A Educação Popular se apropria do campo de domínio antropológico. Isso ocorre no vínculo estabelecido entre a noção de cultura e tudo aquilo que não é produto da natureza, isto é, as obras humanas. “O conceito antropológico de cultura, a distinção entre o mundo da natureza e o mundo da cultura e o realce do papel ativo do homem sobre a realidade criando cultura […]” (PAIVA, 1987, p. 252) constituem um enunciado que ganha status singular na Educação Popular, sobretudo ao se relacionarem aos enunciados mobilizados nas ideias freireanas, que propõem que os educadores

[…] visitem [os educandos] em horas de trabalho no campo; que assistam a reuniões de alguma associação popular, observando o procedimento de suas participantes, a linguagem usada, as relações entre diretoria e sócios; o papel que desempenham as mulheres, os jovens. É indispensável que visitem em horas de lazer; que presenciem seus habitantes em atividades esportivas; que conversem com pessoas em suas casas, registrando manifestações em tôrno (sic) das relações marido-mulher, pais-filhos […] (FREIRE, 1981, p. 124).

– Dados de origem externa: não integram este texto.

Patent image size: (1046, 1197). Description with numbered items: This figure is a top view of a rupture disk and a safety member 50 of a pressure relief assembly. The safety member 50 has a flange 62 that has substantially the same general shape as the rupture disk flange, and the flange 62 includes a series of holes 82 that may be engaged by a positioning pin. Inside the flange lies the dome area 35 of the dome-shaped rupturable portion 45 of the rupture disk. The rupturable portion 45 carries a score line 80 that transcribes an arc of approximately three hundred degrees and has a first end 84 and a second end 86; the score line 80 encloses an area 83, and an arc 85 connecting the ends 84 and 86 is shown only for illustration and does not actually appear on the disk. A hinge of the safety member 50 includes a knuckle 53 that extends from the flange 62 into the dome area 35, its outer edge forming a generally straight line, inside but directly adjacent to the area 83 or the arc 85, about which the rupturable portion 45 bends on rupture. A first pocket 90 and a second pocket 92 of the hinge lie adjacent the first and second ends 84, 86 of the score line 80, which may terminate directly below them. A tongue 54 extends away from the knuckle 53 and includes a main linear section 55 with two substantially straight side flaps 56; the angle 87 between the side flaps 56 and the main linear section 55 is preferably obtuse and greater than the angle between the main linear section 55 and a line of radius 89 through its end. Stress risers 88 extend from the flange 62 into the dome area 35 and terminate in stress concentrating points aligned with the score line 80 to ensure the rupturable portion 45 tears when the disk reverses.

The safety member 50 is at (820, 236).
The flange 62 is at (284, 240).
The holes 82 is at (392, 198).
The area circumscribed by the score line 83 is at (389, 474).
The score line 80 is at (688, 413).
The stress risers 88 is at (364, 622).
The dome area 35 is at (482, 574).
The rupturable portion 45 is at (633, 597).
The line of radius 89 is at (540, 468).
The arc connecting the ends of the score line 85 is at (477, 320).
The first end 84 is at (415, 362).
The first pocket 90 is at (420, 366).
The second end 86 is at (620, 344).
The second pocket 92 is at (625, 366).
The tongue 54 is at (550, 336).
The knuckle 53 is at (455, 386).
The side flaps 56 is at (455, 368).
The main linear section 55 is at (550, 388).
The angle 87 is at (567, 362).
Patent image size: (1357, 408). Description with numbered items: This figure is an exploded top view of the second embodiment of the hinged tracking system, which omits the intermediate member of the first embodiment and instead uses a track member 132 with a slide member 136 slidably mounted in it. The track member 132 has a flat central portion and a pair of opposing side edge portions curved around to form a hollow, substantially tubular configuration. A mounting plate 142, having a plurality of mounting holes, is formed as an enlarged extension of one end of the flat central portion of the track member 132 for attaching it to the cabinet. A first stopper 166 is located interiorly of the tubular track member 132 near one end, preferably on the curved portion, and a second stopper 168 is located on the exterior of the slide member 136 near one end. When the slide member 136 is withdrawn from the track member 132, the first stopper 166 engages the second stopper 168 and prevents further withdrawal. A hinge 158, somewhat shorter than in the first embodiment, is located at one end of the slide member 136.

Trata-se de pensar “o conceito antropológico de cultura […] através de sua compreensão, [e problematizar] o papel dos homens no mundo e com o mundo, como sêres (sic) da transformação e não da adaptação” (FREIRE, 1981, p. 136). Se a cultura é situada enunciativamente como tudo aquilo que é obra humana, desde uma atividade surgida há milênios, como a agricultura, até o atual desenvolvimento tecnológico, é uma irracionalidade afirmar que determinados grupos ou classes sociais são incultos. Nessa ordem do discurso, “[...] a alfabetização e a promoção da cultura popular eram vistas como tarefas políticas, como meio de libertação popular” (1987, p. 247). A Educação Popular socializa essa reflexão com os próprios sujeitos envolvidos no processo educativo, criando condições para que eles se reconheçam como seres de cultura e produtores de saberes diversos.